Even though my kids will eat anything, they still have preferences. Which, occasionally, conflict with mine...and roast beef sandwiches are one of those conflictions! So we compromise when we have them, make everyone happy, and give the participants the opportunity to change sides with each meal!
Roast Beef Sandwiches
1 3-4 pound chuck roast
1 envelope onion soup mix
1 can cream of mushroom soup
1 soup can coffee
2 cups sliced onions
1 jar Cheese Whiz
Optional: 1 batch homemade sandwich buns
Pour a couple of tablespoons of olive oil in a dutch oven/heavy covered roasting pan. Let it get hot, then brown the roast on both sides. Sprinkle with the onion soup mix, then spread the cream of mushroom soup over that. Pour in one soup can of coffee. Bake in a 325 degree oven for about four hours until fork tender, adding additional water if needed.

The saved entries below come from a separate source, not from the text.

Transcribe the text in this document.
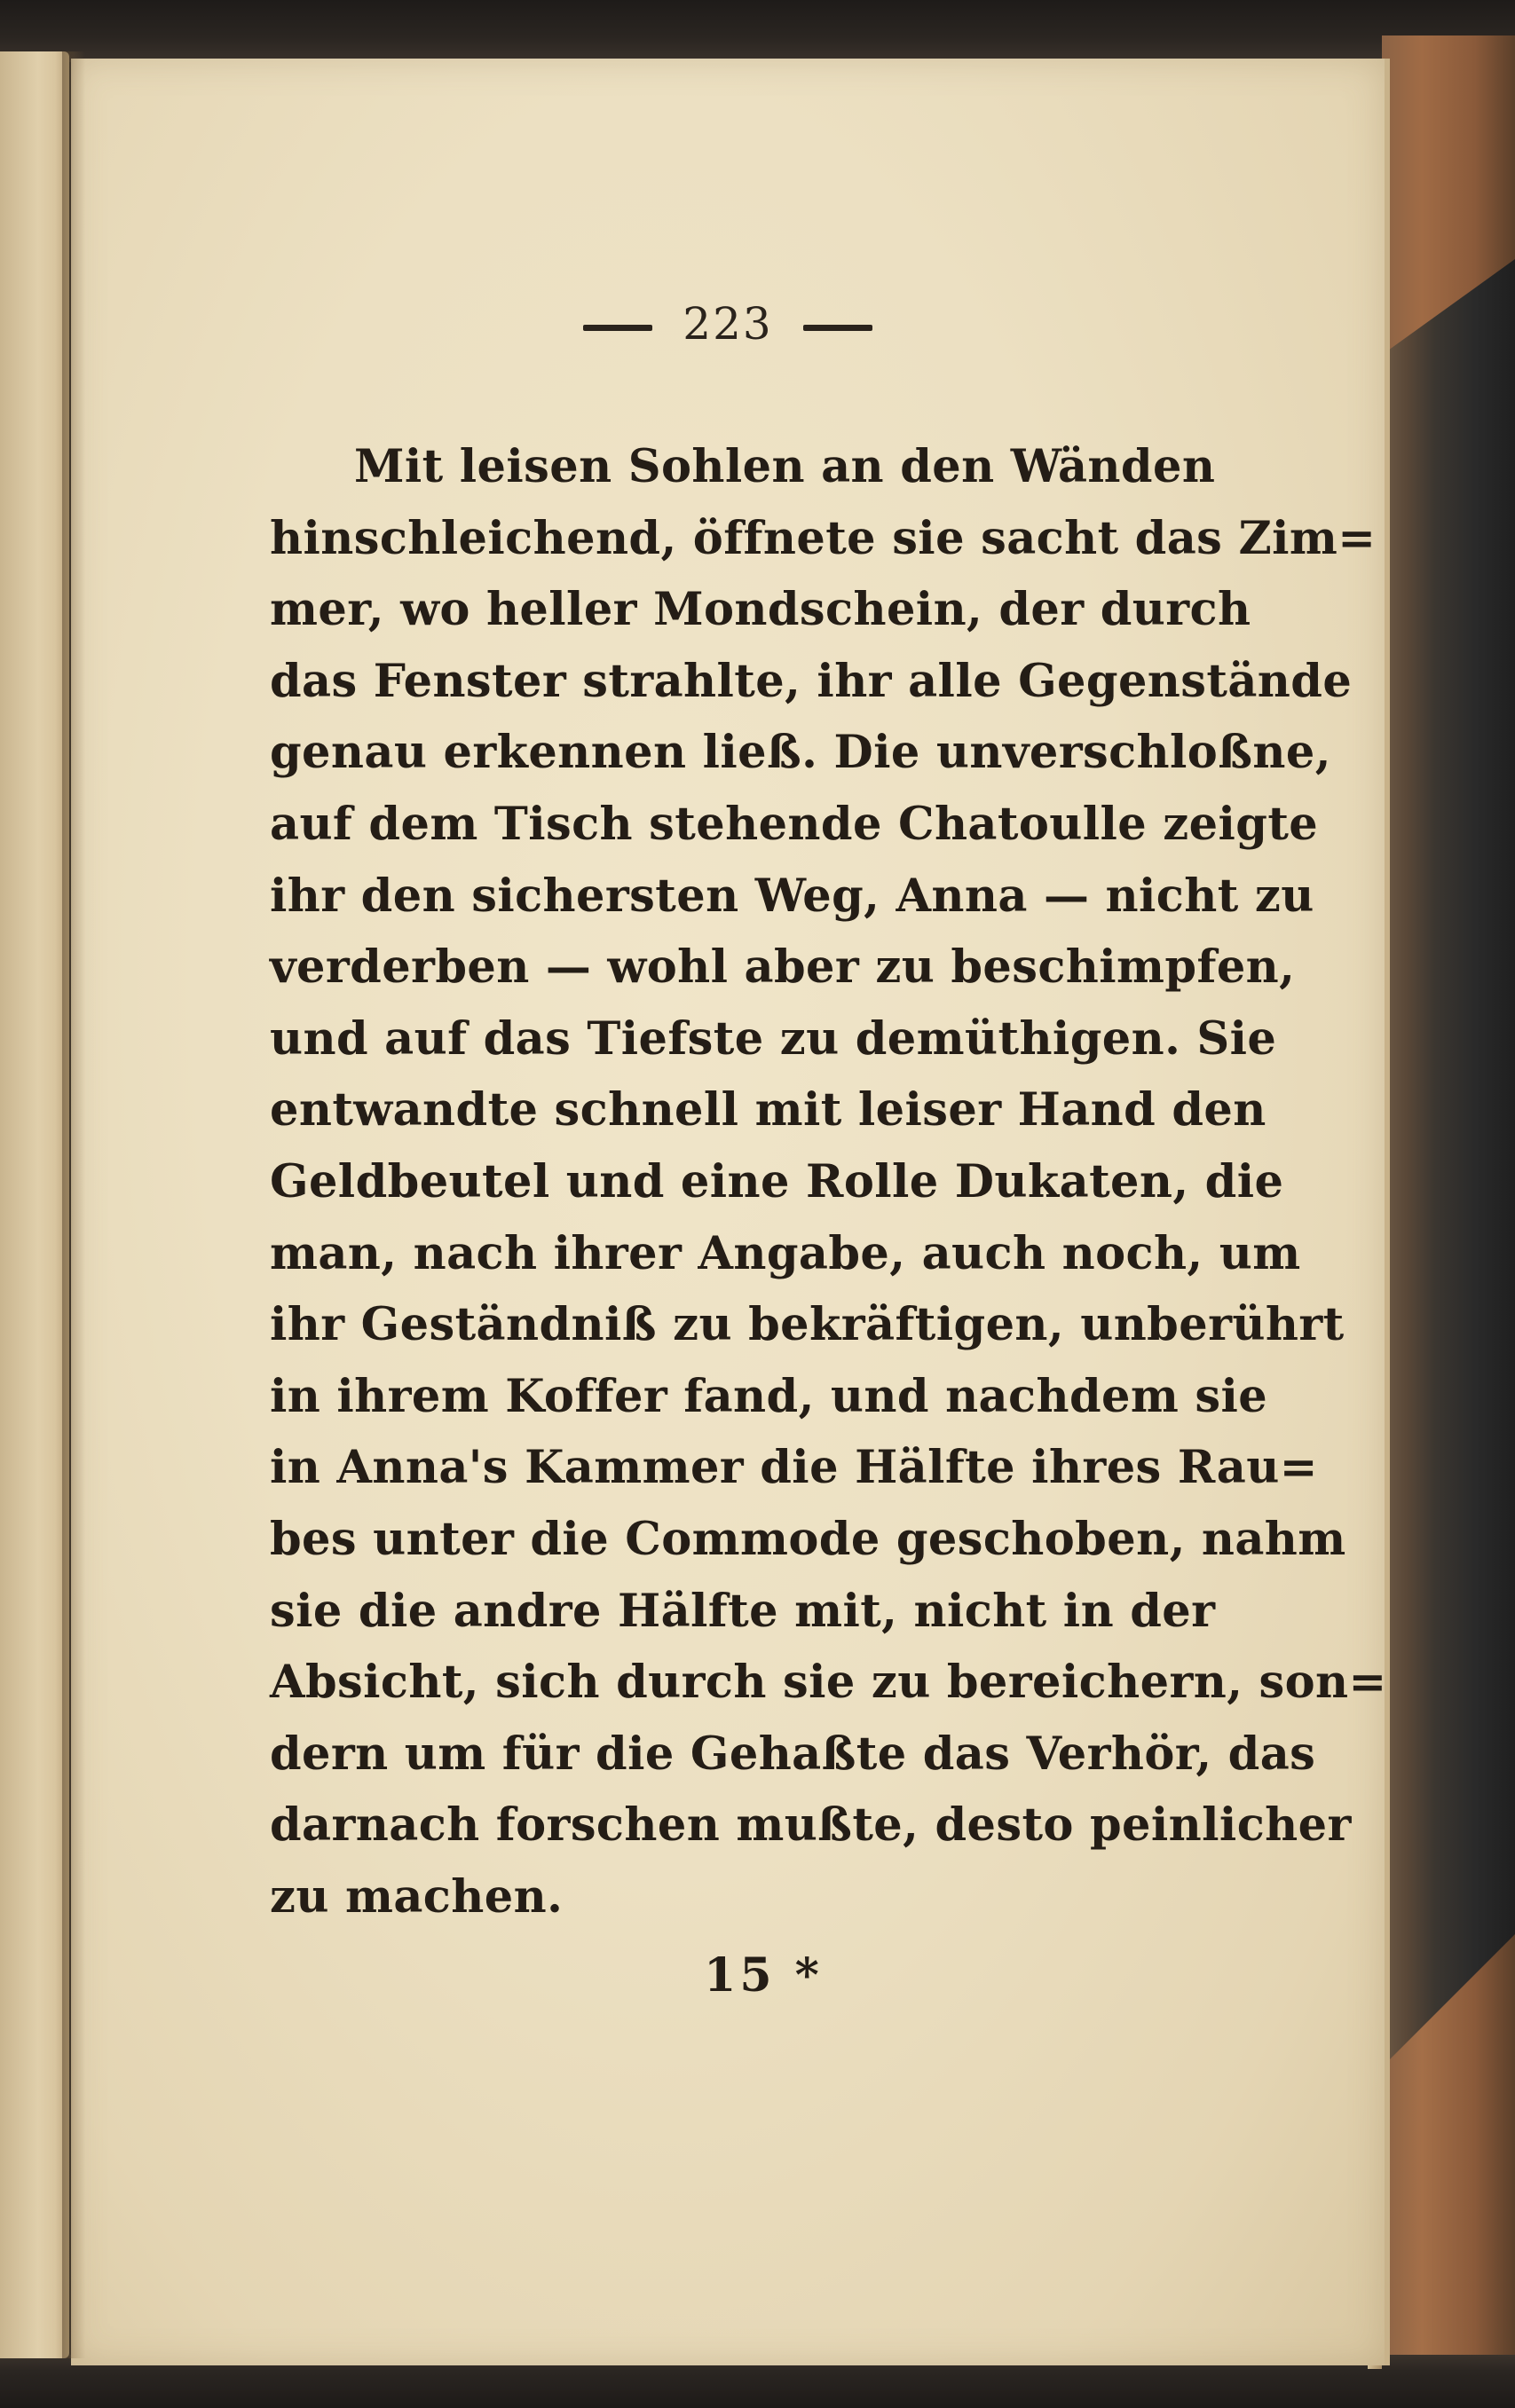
223
Mit leisen Sohlen an den Wänden
hinschleichend, öffnete sie sacht das Zim=
mer, wo heller Mondschein, der durch
das Fenster strahlte, ihr alle Gegenstände
genau erkennen ließ. Die unverschloßne,
auf dem Tisch stehende Chatoulle zeigte
ihr den sichersten Weg, Anna — nicht zu
verderben — wohl aber zu beschimpfen,
und auf das Tiefste zu demüthigen. Sie
entwandte schnell mit leiser Hand den
Geldbeutel und eine Rolle Dukaten, die
man, nach ihrer Angabe, auch noch, um
ihr Geständniß zu bekräftigen, unberührt
in ihrem Koffer fand, und nachdem sie
in Anna's Kammer die Hälfte ihres Rau=
bes unter die Commode geschoben, nahm
sie die andre Hälfte mit, nicht in der
Absicht, sich durch sie zu bereichern, son=
dern um für die Gehaßte das Verhör, das
darnach forschen mußte, desto peinlicher
zu machen.
15 *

For the adults: When the roast is done, remove it to a plate and tent with foil. Melt four tablespoons butter in a heavy saucepan, add the onions and saute over medium-low heat, stirring occasionally. Stir one tablespoon cornstarch into 1/2 cup COLD water, then stir that into the leftover juice from the chuck roast in the roasting dish. Heat to boiling, to thicken. To serve, spread buns with mayonnaise, top with shredded beef and then sauteed onions. Use roasting juice for dipping.
For the kids: Pile roast beef on bottom half of bun. Spread the top half with a liberal tablespoon of Cheese Whiz (these are mini-buns, regular ones take a little more), top sandwich and wrap in a paper towel. Microwave for 20-30 seconds, so that the Cheese Whiz oozes down into the roast beef.